Occupiers buy electricity and pay the external market price to the Market. The Market invests in further assets at a given cost. The asset is converted into shares, and the shares are distributed equally across all occupiers.
The Market integrates with retailers who integrate into the national energy market.
Distributors work with the Market to integrate the hardware into the overall grid.
Homeowners and other investors can invest directly in the Market by purchasing shares. However, consumers become the leading investors in the market as most of their payments for electricity are converted into new investments to supplement the existing investments.
Every occupier of a dwelling pays the market price for all electricity. All the money collected is invested in the market to buy assets and create more power to sell. The new shares are divided 50% to investors who sell shares of value 50% back to the market. The market gives 50% of the shares to the occupiers who pay the money. There is a charge of 10% to both the investors and occupiers who pay for it with shares. The 20% of shares are sold to other investors or used to pay for services.
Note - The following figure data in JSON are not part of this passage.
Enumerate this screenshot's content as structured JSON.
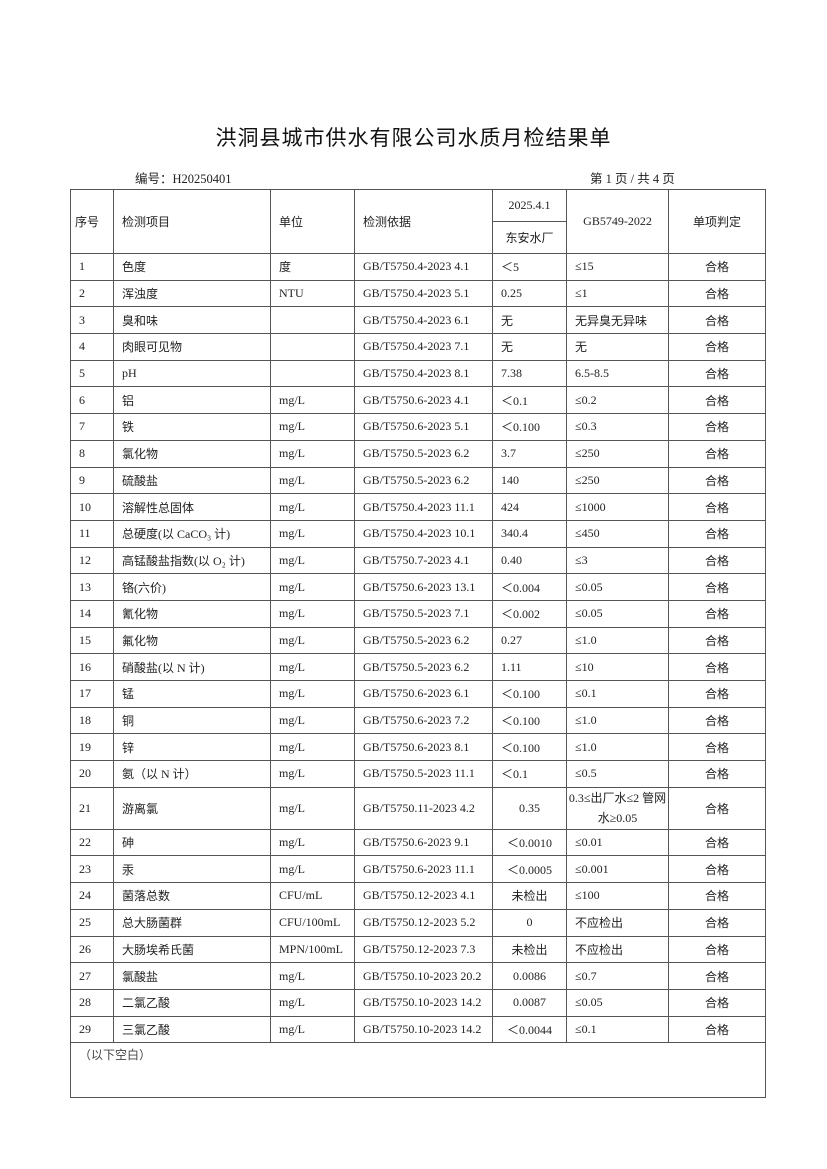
{
  "title": "洪洞县城市供水有限公司水质月检结果单",
  "doc_no": "编号：H20250401",
  "page_no": "第 1 页 / 共 4 页",
  "headers": {
    "no": "序号",
    "item": "检测项目",
    "unit": "单位",
    "method": "检测依据",
    "date": "2025.4.1",
    "site": "东安水厂",
    "standard": "GB5749-2022",
    "judge": "单项判定"
  },
  "rows": [
    [
      "1",
      "色度",
      "度",
      "GB/T5750.4-2023 4.1",
      "＜5",
      "≤15",
      "合格"
    ],
    [
      "2",
      "浑浊度",
      "NTU",
      "GB/T5750.4-2023 5.1",
      "0.25",
      "≤1",
      "合格"
    ],
    [
      "3",
      "臭和味",
      "",
      "GB/T5750.4-2023 6.1",
      "无",
      "无异臭无异味",
      "合格"
    ],
    [
      "4",
      "肉眼可见物",
      "",
      "GB/T5750.4-2023 7.1",
      "无",
      "无",
      "合格"
    ],
    [
      "5",
      "pH",
      "",
      "GB/T5750.4-2023 8.1",
      "7.38",
      "6.5-8.5",
      "合格"
    ],
    [
      "6",
      "铝",
      "mg/L",
      "GB/T5750.6-2023 4.1",
      "＜0.1",
      "≤0.2",
      "合格"
    ],
    [
      "7",
      "铁",
      "mg/L",
      "GB/T5750.6-2023 5.1",
      "＜0.100",
      "≤0.3",
      "合格"
    ],
    [
      "8",
      "氯化物",
      "mg/L",
      "GB/T5750.5-2023 6.2",
      "3.7",
      "≤250",
      "合格"
    ],
    [
      "9",
      "硫酸盐",
      "mg/L",
      "GB/T5750.5-2023 6.2",
      "140",
      "≤250",
      "合格"
    ],
    [
      "10",
      "溶解性总固体",
      "mg/L",
      "GB/T5750.4-2023 11.1",
      "424",
      "≤1000",
      "合格"
    ],
    [
      "11",
      "总硬度(以 CaCO₃ 计)",
      "mg/L",
      "GB/T5750.4-2023 10.1",
      "340.4",
      "≤450",
      "合格"
    ],
    [
      "12",
      "高锰酸盐指数(以 O₂ 计)",
      "mg/L",
      "GB/T5750.7-2023 4.1",
      "0.40",
      "≤3",
      "合格"
    ],
    [
      "13",
      "铬(六价)",
      "mg/L",
      "GB/T5750.6-2023 13.1",
      "＜0.004",
      "≤0.05",
      "合格"
    ],
    [
      "14",
      "氰化物",
      "mg/L",
      "GB/T5750.5-2023 7.1",
      "＜0.002",
      "≤0.05",
      "合格"
    ],
    [
      "15",
      "氟化物",
      "mg/L",
      "GB/T5750.5-2023 6.2",
      "0.27",
      "≤1.0",
      "合格"
    ],
    [
      "16",
      "硝酸盐(以 N 计)",
      "mg/L",
      "GB/T5750.5-2023 6.2",
      "1.11",
      "≤10",
      "合格"
    ],
    [
      "17",
      "锰",
      "mg/L",
      "GB/T5750.6-2023 6.1",
      "＜0.100",
      "≤0.1",
      "合格"
    ],
    [
      "18",
      "铜",
      "mg/L",
      "GB/T5750.6-2023 7.2",
      "＜0.100",
      "≤1.0",
      "合格"
    ],
    [
      "19",
      "锌",
      "mg/L",
      "GB/T5750.6-2023 8.1",
      "＜0.100",
      "≤1.0",
      "合格"
    ],
    [
      "20",
      "氨（以 N 计）",
      "mg/L",
      "GB/T5750.5-2023 11.1",
      "＜0.1",
      "≤0.5",
      "合格"
    ],
    [
      "21",
      "游离氯",
      "mg/L",
      "GB/T5750.11-2023 4.2",
      "0.35",
      "0.3≤出厂水≤2 管网水≥0.05",
      "合格"
    ],
    [
      "22",
      "砷",
      "mg/L",
      "GB/T5750.6-2023 9.1",
      "＜0.0010",
      "≤0.01",
      "合格"
    ],
    [
      "23",
      "汞",
      "mg/L",
      "GB/T5750.6-2023 11.1",
      "＜0.0005",
      "≤0.001",
      "合格"
    ],
    [
      "24",
      "菌落总数",
      "CFU/mL",
      "GB/T5750.12-2023 4.1",
      "未检出",
      "≤100",
      "合格"
    ],
    [
      "25",
      "总大肠菌群",
      "CFU/100mL",
      "GB/T5750.12-2023 5.2",
      "0",
      "不应检出",
      "合格"
    ],
    [
      "26",
      "大肠埃希氏菌",
      "MPN/100mL",
      "GB/T5750.12-2023 7.3",
      "未检出",
      "不应检出",
      "合格"
    ],
    [
      "27",
      "氯酸盐",
      "mg/L",
      "GB/T5750.10-2023 20.2",
      "0.0086",
      "≤0.7",
      "合格"
    ],
    [
      "28",
      "二氯乙酸",
      "mg/L",
      "GB/T5750.10-2023 14.2",
      "0.0087",
      "≤0.05",
      "合格"
    ],
    [
      "29",
      "三氯乙酸",
      "mg/L",
      "GB/T5750.10-2023 14.2",
      "＜0.0044",
      "≤0.1",
      "合格"
    ]
  ],
  "footer_note": "（以下空白）"
}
The 20% is used to pay for market operations and potentially make a profit that the cooperative can invest in services or new assets.
The Market can change these percentages.
Occupiers who want to pay less for electricity can sell their shares to investors. Investors who are not occupiers receive a 9% annuity for 20 years, and they can change their annuity at any time and as often as they like for no cost using the formula below, where shares are all valued at $1 each.
Shares * (1 + 4.5% * n) / n
The market annuity lasts about twice as long as an allocated pension from the average Australian Superannuation Fund.
The cooperative model offers additional savings, particularly in the transfer of asset ownership. The capital moves incrementally with reciprocal capital rather than in one large amount. The costs of selling, buying, and transferring an asset can be high but are eliminated with a Permanent Local Electricity Market.
There are several other advantages of all working together. But with too many people in some Markets, reaching an agreement on contentious issues becomes more difficult.
However, the approach works with any size group from two to 100,000. If a group is too small, it is easy to combine with another group; if a group is too large, it is easy to split.
Comparison Market
The Market is compared to the existing system where the hardware is owned by different entities — mostly homeowners or service providers like distributors, and each entity works independently.
The Modelling Results
The article Rewiring Australia uses a spreadsheet model. This can be done using NetLogo, an agent-based modelling tool. This will give similar results plus allow local communities and individuals to put in local conditions and see the benefits they will enjoy.